Der Jugendbericht 2025 stellt eine wissenschaftlich fundierte Informations- und Diskussionsgrundlage für Politik und Praxis in Luxemburg dar. Seine Erstellung geht auf das modifizierte Jugendgesetz vom 4. Juli 20081 zurück. In diesem Gesetz ist festgelegt, dass der für die Jugendpolitik zuständige Minister dem Parlament alle fünf Jahre einen Bericht zur Situation der Jugendlichen in Luxemburg vorlegt. Während der erste Jugendbericht 2010 die Lebenssituationen junger Menschen in ihrer Gesamtheit in den Blick nahm (Universität Luxemburg & MENJE, 2010), konzentrierten sich die beiden darauffolgenden Berichte auf spezifische Themen: Im Jugendbericht 2015 ging es um Übergänge vom Jugend- ins Erwachsenenalter (Universität Luxemburg & MENJE, 2015) und 2020 stand das Thema Wohlbefinden und Gesundheit von Jugendlichen in Luxemburg im Mittelpunkt (Universität Luxemburg & MENJE, 2021). Der Jugendbericht 2025 beschreitet einen neuen Weg: Er bietet einerseits einen generellen Überblick im Sinne eines Monitorings zur aktuellen Situation junger Menschen zwischen 12 und 29 Jahren in Luxemburg. Dabei werden Ressourcen (z. B. Bildung und Einkommen) ebenso beschrieben und analysiert wie gesellschaftliche Rahmenbedingungen, Verhalten und Einstellungen. Andererseits widmet sich der Bericht vertiefend dem Thema Digitalität und untersucht, wie sich die Digitalisierung auf die Lebenswelten junger Menschen auswirkt und wie sie mit diesen Veränderungen umgehen.

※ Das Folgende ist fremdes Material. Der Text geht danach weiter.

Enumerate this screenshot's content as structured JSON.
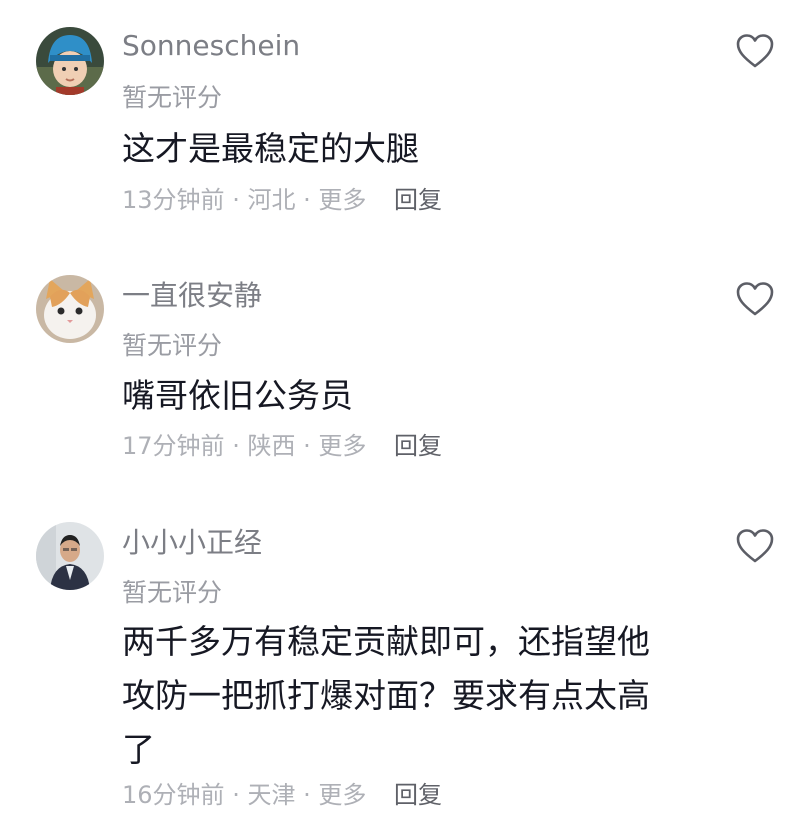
{
  "comments": [
    {
      "username": "Sonneschein",
      "rating": "暂无评分",
      "text": "这才是最稳定的大腿",
      "time": "13分钟前",
      "location": "河北",
      "more": "更多",
      "reply": "回复",
      "avatar_icon": "child-in-blue-hat-avatar",
      "like_icon": "heart-outline-icon"
    },
    {
      "username": "一直很安静",
      "rating": "暂无评分",
      "text": "嘴哥依旧公务员",
      "time": "17分钟前",
      "location": "陕西",
      "more": "更多",
      "reply": "回复",
      "avatar_icon": "white-cat-avatar",
      "like_icon": "heart-outline-icon"
    },
    {
      "username": "小小小正经",
      "rating": "暂无评分",
      "text": "两千多万有稳定贡献即可，还指望他\n攻防一把抓打爆对面？要求有点太高\n了",
      "time": "16分钟前",
      "location": "天津",
      "more": "更多",
      "reply": "回复",
      "avatar_icon": "man-in-suit-avatar",
      "like_icon": "heart-outline-icon"
    }
  ],
  "colors": {
    "username": "#7c7e85",
    "text": "#161823",
    "meta": "#aeb0b6",
    "reply": "#5f6168"
  }
}
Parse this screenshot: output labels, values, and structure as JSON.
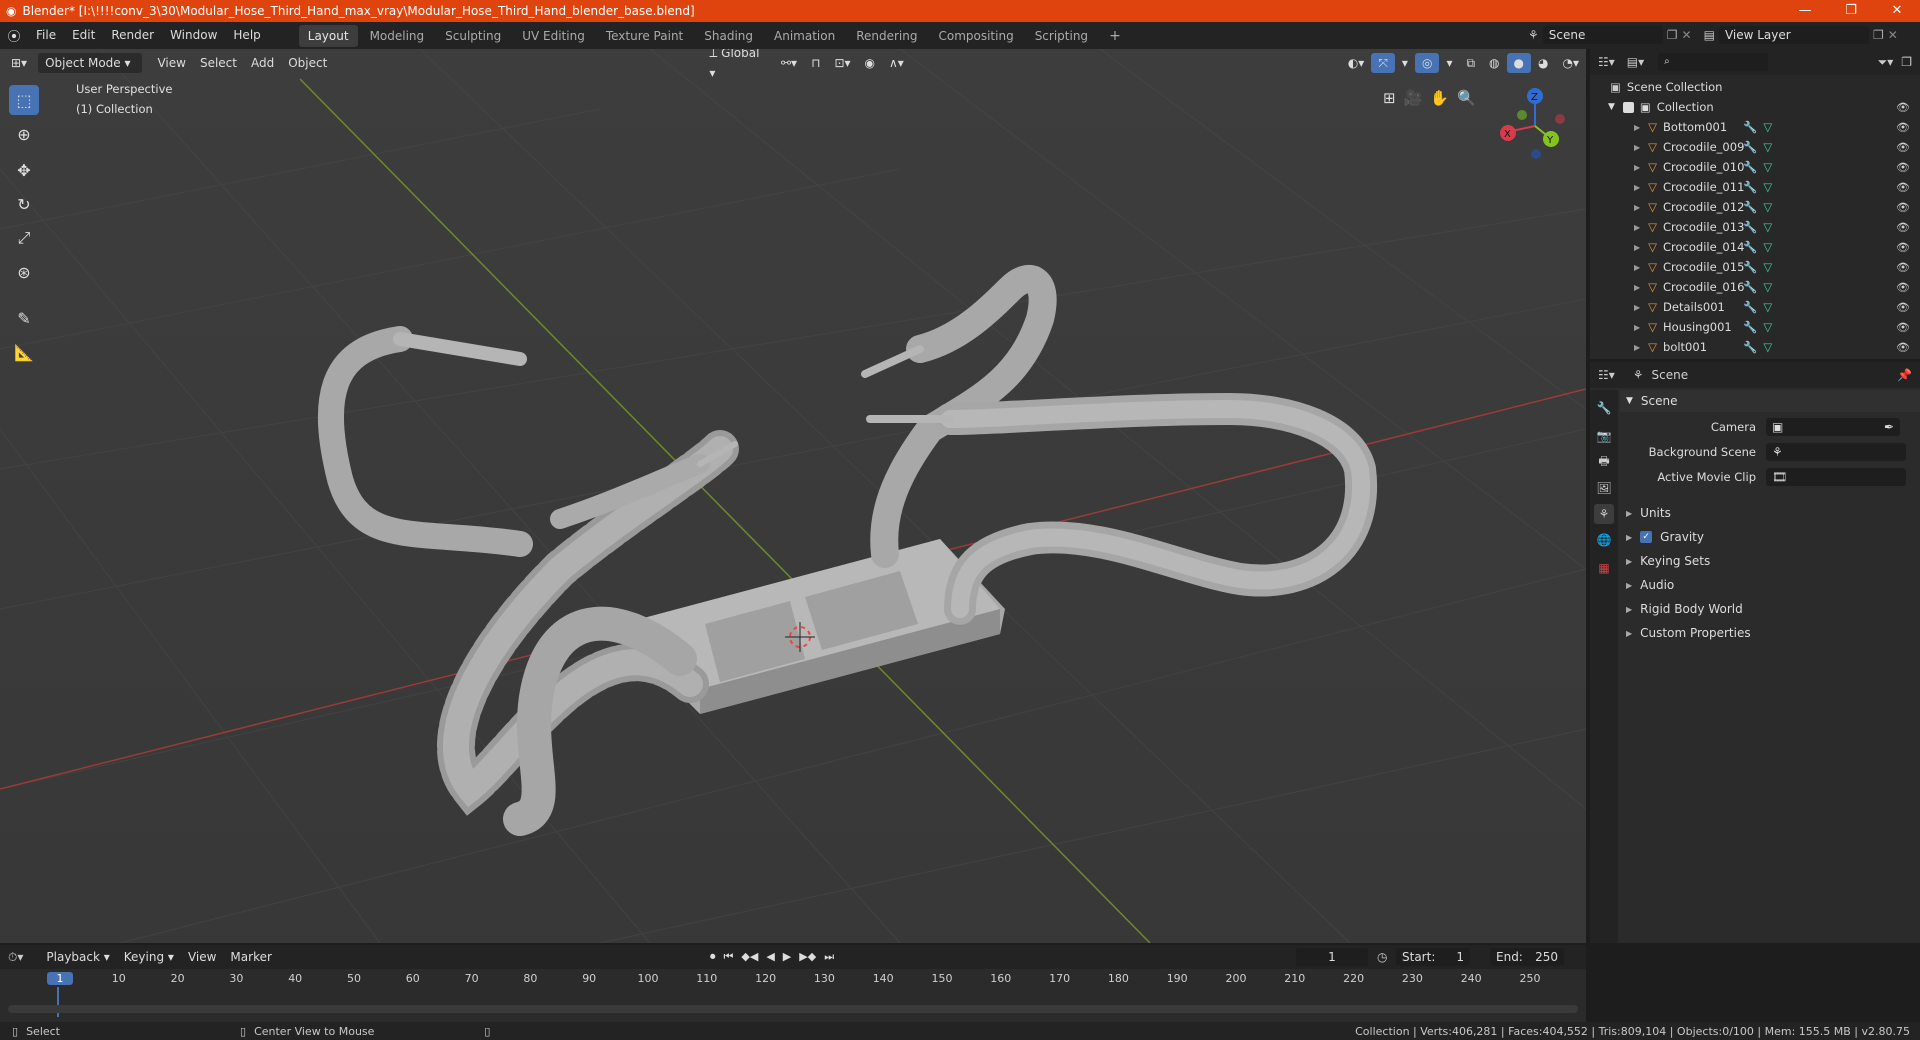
{
  "titlebar": {
    "title": "Blender* [I:\\!!!!conv_3\\30\\Modular_Hose_Third_Hand_max_vray\\Modular_Hose_Third_Hand_blender_base.blend]",
    "minimize": "—",
    "maximize": "❐",
    "close": "✕"
  },
  "menus": [
    "File",
    "Edit",
    "Render",
    "Window",
    "Help"
  ],
  "workspaces": [
    "Layout",
    "Modeling",
    "Sculpting",
    "UV Editing",
    "Texture Paint",
    "Shading",
    "Animation",
    "Rendering",
    "Compositing",
    "Scripting"
  ],
  "active_workspace": "Layout",
  "scene_field": "Scene",
  "view_layer_field": "View Layer",
  "viewport": {
    "mode": "Object Mode",
    "menus": [
      "View",
      "Select",
      "Add",
      "Object"
    ],
    "transform": "Global",
    "perspective_label": "User Perspective",
    "collection_label": "(1) Collection",
    "gizmo": {
      "x": "X",
      "y": "Y",
      "z": "Z"
    }
  },
  "outliner": {
    "root": "Scene Collection",
    "collection": "Collection",
    "items": [
      "Bottom001",
      "Crocodile_009",
      "Crocodile_010",
      "Crocodile_011",
      "Crocodile_012",
      "Crocodile_013",
      "Crocodile_014",
      "Crocodile_015",
      "Crocodile_016",
      "Details001",
      "Housing001",
      "bolt001"
    ]
  },
  "properties": {
    "header": "Scene",
    "panel": "Scene",
    "camera_label": "Camera",
    "background_scene_label": "Background Scene",
    "active_movie_clip_label": "Active Movie Clip",
    "sections": [
      "Units",
      "Gravity",
      "Keying Sets",
      "Audio",
      "Rigid Body World",
      "Custom Properties"
    ]
  },
  "timeline": {
    "menus": [
      "Playback",
      "Keying",
      "View",
      "Marker"
    ],
    "current_frame": "1",
    "start_label": "Start:",
    "start": "1",
    "end_label": "End:",
    "end": "250",
    "ticks": [
      "1",
      "10",
      "20",
      "30",
      "40",
      "50",
      "60",
      "70",
      "80",
      "90",
      "100",
      "110",
      "120",
      "130",
      "140",
      "150",
      "160",
      "170",
      "180",
      "190",
      "200",
      "210",
      "220",
      "230",
      "240",
      "250"
    ]
  },
  "status": {
    "select": "Select",
    "center_view": "Center View to Mouse",
    "stats": "Collection | Verts:406,281 | Faces:404,552 | Tris:809,104 | Objects:0/100 | Mem: 155.5 MB | v2.80.75"
  },
  "colors": {
    "title_bar": "#e0440e",
    "accent": "#4772b3",
    "mesh_icon": "#e6953b",
    "modifier_icon": "#5b9bd5",
    "data_icon": "#3fcf9f"
  }
}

Die Erstellung des Jugendberichts lässt sich im Bereich der Sozialberichterstattung verorten. Sozialberichterstattung stellt Informationen zur sozialen Lage junger Menschen bereit und ermöglicht somit die Wahrnehmung und Identifikation gesellschaftlicher Problemlagen. Als soziale Lagen gelten nach Hradil (1987, S. 153) „typische Kontexte von Handlungsbedingungen, die vergleichsweise gute oder schlechte Chancen zur Befriedigung allgemein anerkannter Bedürfnisse gewähren“. Vor dem Hintergrund dieser Definition soll der Jugendbericht 2025 dazu beitragen, eine fundierte Grundlage für die Planung von Maßnahmen und für die Prioritätensetzung in der Jugendpolitik zu schaffen.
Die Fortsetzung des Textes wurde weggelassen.